В дождливый день он водил меня по желтому крашеному полу, ежедневно протертому керосином. Нигде ни пылинки. Казалось, что книги и рукописи на полках в застекленных шкафах скучают о «лавочке старьевщика» и о паутинке, которая все-таки шевелилась, когда по ней бегал паук или трепетала муха, залетевшая через дверь с грязного двора. Особенно поражал чистотой зал, где по субботам каждый лист «самосадков», доросших, как и три широколиственные пальмы, до потолка, перетирался самой хозяйкой, балансировавшей с рассветом на складной лестнице. Эти пальмы были ею выращены, когда она еще была девочкой, а ее отец, мещанский выборный, выстроил этот домик за год до ее рождения, на монастырском пустыре. На окне горшки с геранью – и пахучей кудрявой и красно-розовой, и лилии, и столетник, лимоны и апельсины, посаженные зернышками, – словом, садоводство на каждом окне. А на столике, сделанном из старинных изразцов уже по заказу самого Барсова, красовался медный чайник, с которым когда-то его усатый «Личарда» бегал за кипятком в трактир. Теперь он служил для поливки цветов.
Внизу две комнаты были заняты разным громоздким драгоценным старьем северной старины: деревянные фигуры святых, вырезанные из цельного дерева, половинки церковных резных дверей иконостасов и различные посохи, между которыми отличался посох с финифтевой ручкой, украшенной надписью вязью. Барсов его нашел где-то на глухой почтовой станции под Архангельском, и кому он принадлежал, неведомо.
– Какому-нибудь сосланному святителю, – говорил он.
Древних икон еще больше прибавилось: ими завешаны обе комнаты, и всему свой уголок, свое место. В первой комнате чего-чего не было! Вот деревянные колодки, в которые монастырских узников заклепывали, и куски иконостасов и царских врат удивительной резной работы, сохранивших еще позолоту… А рядом – настоящие и с глубокого севера, и из мордовских лесов большие идолы, вырубленные также из целого векового пня дерева. Потом, познакомясь с работами Коненкова, я вспомнил барсовских идолов. Мне сразу на ум пришло:
«Эге! Вот откуда твоя слава пошла. Ничто не ново под луной!»
Глядя на эти фигуры идолов и домодельные скитские иконы и картины из покоев раскольничьих владык севера, много общего я находил потом на декадентских выставках. К их картинам также требовались надписи вроде этой:
«Се лев, а не собака».
На стенке разное оружие, отысканное Барсовым на чердаках и в подвалах монастырей: копья, ружья, медная пушечка, и из раскопок в старой Рязани – стрелы, ерихонки железные, кольчуги.
– А вот это, видишь, на стене, железные вериги в пуд весом. Их носил юродивый Фомушка, который проклял за душегубство Ивана Грозного, когда он зверствовал в Вологде. Иван Грозный после этого проклятия уехал и не тронул «блаженного». Вериги потом в Вологде висели в монастыре, а Палладий, новый архиерей, приказал их убрать и выбросить.

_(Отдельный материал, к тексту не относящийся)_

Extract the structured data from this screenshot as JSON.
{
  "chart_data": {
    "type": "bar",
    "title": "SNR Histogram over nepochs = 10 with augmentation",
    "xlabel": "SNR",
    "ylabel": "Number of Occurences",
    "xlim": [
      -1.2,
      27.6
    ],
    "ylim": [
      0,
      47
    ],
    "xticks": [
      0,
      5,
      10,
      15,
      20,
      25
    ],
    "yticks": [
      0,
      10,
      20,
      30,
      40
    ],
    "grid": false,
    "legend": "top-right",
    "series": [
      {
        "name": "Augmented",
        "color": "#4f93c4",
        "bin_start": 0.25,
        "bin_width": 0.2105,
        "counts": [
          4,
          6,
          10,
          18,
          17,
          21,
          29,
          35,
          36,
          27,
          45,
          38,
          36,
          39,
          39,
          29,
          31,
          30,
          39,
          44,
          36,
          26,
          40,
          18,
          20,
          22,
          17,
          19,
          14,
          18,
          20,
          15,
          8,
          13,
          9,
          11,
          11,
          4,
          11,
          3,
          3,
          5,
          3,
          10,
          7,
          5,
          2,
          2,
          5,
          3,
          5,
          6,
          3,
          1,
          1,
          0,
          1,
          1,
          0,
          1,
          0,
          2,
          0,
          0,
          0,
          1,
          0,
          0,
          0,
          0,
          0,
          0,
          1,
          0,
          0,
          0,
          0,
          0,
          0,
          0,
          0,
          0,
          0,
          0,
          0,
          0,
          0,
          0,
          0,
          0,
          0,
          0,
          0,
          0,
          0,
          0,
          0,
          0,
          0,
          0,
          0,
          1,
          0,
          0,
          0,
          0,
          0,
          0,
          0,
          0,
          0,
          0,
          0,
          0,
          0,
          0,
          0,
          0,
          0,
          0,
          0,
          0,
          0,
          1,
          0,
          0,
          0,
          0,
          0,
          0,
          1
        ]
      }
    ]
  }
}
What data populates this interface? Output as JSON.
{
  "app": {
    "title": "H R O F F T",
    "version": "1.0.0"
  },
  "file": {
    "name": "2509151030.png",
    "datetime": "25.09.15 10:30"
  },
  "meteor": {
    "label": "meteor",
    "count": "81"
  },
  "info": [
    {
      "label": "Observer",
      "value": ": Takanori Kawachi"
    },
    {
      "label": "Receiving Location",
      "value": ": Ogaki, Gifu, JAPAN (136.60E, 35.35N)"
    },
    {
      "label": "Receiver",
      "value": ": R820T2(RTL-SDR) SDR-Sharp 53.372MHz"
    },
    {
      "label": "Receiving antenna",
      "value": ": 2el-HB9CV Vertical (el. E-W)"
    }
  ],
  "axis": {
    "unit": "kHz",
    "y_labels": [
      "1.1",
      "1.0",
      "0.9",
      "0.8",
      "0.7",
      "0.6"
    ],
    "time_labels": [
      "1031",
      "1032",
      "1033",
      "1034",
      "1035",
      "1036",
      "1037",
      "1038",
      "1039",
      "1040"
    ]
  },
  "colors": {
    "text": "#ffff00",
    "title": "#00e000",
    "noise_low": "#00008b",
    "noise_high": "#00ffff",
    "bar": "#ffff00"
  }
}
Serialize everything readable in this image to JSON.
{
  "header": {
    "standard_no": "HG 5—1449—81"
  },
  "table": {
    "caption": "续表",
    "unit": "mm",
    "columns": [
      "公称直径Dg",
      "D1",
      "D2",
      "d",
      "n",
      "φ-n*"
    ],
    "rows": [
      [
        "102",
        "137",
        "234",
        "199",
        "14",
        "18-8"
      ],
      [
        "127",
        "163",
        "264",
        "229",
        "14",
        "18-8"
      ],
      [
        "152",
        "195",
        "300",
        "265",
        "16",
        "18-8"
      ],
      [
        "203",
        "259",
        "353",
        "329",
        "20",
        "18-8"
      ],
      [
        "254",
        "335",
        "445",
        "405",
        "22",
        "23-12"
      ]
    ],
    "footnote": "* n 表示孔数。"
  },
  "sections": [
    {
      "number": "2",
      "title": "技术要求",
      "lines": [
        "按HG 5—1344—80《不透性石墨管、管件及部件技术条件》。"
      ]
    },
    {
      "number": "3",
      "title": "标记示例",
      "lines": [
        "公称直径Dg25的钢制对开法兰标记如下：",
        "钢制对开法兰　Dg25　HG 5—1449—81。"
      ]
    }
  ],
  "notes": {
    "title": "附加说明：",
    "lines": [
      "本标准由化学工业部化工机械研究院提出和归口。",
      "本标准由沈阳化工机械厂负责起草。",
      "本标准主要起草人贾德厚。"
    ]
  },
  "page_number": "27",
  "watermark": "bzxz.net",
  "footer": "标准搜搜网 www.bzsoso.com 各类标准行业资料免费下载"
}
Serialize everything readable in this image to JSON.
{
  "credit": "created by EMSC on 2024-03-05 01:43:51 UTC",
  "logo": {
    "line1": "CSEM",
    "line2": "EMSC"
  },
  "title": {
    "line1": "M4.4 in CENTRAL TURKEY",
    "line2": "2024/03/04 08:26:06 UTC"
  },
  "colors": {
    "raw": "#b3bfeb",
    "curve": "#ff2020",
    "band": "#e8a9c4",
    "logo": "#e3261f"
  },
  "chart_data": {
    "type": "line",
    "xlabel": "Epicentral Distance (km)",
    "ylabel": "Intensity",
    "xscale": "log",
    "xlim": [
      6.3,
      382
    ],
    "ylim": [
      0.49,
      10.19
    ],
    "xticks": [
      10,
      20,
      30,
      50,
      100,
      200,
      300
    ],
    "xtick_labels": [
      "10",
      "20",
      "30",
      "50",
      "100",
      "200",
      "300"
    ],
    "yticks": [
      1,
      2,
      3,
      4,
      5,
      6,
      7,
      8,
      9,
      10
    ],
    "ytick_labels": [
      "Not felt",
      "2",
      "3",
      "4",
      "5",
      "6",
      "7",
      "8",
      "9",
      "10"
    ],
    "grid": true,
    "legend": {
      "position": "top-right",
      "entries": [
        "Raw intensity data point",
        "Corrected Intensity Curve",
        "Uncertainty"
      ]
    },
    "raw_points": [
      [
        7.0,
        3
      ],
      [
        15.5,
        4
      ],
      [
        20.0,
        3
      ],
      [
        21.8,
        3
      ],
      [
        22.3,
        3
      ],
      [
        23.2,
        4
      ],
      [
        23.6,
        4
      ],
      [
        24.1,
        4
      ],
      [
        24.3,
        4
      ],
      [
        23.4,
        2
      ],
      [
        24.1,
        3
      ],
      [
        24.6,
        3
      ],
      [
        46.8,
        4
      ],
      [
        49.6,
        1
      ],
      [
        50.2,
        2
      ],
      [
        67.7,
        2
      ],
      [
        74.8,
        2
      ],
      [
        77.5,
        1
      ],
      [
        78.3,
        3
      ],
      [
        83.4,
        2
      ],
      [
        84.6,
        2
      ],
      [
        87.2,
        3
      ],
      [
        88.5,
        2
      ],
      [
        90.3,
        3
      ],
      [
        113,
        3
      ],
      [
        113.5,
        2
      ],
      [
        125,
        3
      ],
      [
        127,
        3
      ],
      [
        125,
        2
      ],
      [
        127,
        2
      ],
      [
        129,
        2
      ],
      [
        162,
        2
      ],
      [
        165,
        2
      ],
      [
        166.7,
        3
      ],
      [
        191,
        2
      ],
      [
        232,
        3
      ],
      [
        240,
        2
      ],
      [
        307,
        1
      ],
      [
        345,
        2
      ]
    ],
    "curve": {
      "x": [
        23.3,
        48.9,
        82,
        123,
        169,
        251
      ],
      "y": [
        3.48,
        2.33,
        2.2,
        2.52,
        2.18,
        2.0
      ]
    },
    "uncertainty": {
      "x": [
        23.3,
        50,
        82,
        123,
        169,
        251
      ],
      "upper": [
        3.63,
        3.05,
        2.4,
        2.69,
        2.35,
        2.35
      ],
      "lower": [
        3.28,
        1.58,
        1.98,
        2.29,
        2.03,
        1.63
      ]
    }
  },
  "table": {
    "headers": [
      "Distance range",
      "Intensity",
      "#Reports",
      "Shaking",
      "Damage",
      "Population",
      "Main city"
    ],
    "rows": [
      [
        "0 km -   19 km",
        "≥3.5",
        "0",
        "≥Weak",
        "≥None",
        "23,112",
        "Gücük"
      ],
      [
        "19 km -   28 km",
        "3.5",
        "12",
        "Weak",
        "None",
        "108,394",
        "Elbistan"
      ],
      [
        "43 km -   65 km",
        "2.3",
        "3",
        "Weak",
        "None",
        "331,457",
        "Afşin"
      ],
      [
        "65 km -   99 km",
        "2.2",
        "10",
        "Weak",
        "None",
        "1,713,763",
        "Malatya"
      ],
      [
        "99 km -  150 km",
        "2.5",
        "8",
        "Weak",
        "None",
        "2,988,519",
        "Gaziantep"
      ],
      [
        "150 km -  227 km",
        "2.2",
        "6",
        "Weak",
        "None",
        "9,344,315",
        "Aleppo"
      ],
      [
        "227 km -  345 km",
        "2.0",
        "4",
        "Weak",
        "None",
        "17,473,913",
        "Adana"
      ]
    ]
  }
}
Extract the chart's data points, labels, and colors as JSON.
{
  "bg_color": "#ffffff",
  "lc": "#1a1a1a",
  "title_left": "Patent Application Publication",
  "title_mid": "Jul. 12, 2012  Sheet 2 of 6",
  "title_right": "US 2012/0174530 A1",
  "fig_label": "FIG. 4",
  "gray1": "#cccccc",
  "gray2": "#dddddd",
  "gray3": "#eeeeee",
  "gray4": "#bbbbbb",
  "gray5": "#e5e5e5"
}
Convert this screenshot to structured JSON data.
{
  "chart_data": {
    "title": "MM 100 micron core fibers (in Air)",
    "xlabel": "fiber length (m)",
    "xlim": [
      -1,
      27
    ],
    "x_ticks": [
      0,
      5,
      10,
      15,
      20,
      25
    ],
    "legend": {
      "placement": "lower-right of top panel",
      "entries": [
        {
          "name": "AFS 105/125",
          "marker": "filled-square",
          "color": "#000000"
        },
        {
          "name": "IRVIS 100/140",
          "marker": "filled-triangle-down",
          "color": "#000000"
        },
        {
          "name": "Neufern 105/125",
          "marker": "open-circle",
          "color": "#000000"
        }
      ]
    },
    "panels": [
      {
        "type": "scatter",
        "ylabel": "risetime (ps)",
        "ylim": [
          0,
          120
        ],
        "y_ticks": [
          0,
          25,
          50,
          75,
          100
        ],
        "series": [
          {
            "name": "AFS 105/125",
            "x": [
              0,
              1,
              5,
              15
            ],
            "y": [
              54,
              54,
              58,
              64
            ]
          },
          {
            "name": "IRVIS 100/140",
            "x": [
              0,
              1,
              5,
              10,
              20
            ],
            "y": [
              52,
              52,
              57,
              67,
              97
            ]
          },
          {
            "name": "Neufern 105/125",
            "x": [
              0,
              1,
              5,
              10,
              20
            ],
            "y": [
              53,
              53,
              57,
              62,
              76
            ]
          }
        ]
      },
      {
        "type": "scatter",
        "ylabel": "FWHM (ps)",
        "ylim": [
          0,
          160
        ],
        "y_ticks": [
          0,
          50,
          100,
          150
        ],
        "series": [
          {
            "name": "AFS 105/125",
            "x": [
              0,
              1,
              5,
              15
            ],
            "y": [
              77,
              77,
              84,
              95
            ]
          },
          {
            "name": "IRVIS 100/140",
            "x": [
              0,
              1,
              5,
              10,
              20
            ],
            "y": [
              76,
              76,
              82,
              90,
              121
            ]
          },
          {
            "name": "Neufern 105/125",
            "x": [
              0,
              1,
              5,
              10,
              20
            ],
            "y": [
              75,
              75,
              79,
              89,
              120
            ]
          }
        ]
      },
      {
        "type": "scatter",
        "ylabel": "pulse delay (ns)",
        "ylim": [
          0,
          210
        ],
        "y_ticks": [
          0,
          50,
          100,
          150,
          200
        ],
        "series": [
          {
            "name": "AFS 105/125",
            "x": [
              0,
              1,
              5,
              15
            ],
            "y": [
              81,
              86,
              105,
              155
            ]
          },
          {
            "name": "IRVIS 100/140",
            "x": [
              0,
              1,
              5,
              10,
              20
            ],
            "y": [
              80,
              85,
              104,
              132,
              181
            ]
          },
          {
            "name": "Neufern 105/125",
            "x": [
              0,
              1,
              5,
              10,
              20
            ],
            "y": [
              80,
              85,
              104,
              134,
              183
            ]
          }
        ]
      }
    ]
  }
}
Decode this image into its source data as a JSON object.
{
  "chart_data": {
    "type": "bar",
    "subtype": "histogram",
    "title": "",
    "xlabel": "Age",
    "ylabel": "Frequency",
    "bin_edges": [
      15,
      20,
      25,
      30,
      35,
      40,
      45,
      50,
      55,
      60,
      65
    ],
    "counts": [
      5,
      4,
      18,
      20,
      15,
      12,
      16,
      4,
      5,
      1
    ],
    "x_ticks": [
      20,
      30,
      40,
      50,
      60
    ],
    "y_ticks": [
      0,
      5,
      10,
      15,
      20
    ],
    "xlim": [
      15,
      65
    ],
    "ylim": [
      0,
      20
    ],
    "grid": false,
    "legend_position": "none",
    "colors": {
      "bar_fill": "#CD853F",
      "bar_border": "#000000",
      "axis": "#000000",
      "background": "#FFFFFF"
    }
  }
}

А вот оборудованный с особым тщанием под средним окном и около него на стене – театральный уголок.
– Я, брат, ты знаешь, тоже годика два и театру послужил… Работал по истории русского театра до восемнадцатого века. Всех книжников и барахольщиков объелозил… Книги, рукописи – там, вверху, в шкафах, а здесь, видишь, – указал он на стену и витринку, – маски разных времен, рисунки, лепка, оружие и доспехи, а в шкафу костюмы… Я, брат, тоже считаю себя человеком театра. Кто им не увлекался! Я-то ушел, а вот и сейчас два дьякона в опере служат.
Потом уж, наверху, за накрытым столом, говорит:
– Помнишь, какая хламота была на Патриарших? Теперь этот музейчик всегда заперт, окна не отворяются, все кисеей покрыто… А мышами-то все-таки припахивает!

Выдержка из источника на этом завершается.